The range of `f(x) =x+ (1)/(x) ` is

To find the range of the function \( f(x) = x + \frac{1}{x} \), follow these steps: ### Step 1: Set up the equation Let \( y = f(x) \). So, we have: \[ y = x + \frac{1}{x} \] ### Step 2: Rearrange the equation Multiply both sides by \( x \) to get rid of the fraction: \[ yx = x^2 + 1 \] ### Step 3: Form a quadratic equation Rearrange the equation to form a standard quadratic equation: \[ x^2 - yx + 1 = 0 \] ### Step 4: Analyze the quadratic equation For \( x \) to be real, the discriminant of the quadratic equation must be non-negative. The discriminant \( \Delta \) of the quadratic equation \( ax^2 + bx + c = 0 \) is given by: \[ \Delta = b^2 - 4ac \] For our equation \( x^2 - yx + 1 = 0 \), \( a = 1 \), \( b = -y \), and \( c = 1 \).
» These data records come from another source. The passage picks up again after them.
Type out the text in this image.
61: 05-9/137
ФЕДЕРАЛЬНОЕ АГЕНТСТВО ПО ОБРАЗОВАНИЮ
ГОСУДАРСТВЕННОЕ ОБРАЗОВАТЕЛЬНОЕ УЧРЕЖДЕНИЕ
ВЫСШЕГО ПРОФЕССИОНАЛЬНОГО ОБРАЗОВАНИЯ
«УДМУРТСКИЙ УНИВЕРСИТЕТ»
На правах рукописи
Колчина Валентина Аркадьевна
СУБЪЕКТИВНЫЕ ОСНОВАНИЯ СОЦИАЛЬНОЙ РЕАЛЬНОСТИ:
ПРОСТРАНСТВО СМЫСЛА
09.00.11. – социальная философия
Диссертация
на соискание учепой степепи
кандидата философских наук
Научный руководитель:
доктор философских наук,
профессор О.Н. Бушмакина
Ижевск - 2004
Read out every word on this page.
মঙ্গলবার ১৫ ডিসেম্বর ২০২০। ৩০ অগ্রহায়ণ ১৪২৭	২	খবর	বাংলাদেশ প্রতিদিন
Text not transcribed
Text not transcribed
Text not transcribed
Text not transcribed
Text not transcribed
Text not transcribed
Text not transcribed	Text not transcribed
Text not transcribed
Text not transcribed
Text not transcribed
So, the discriminant is: \[ \Delta = (-y)^2 - 4 \cdot 1 \cdot 1 \] \[ \Delta = y^2 - 4 \] ### Step 5: Ensure the discriminant is non-negative For \( x \) to be real, we need: \[ y^2 - 4 \geq 0 \] \[ y^2 \geq 4 \] \[ |y| \geq 2 \] This means: \[ y \leq -2 \quad \text{or} \quad y \geq 2 \] ### Step 6: Write the range The range of \( f(x) = x + \frac{1}{x} \) is: \[ (-\infty, -2] \cup [2, \infty) \]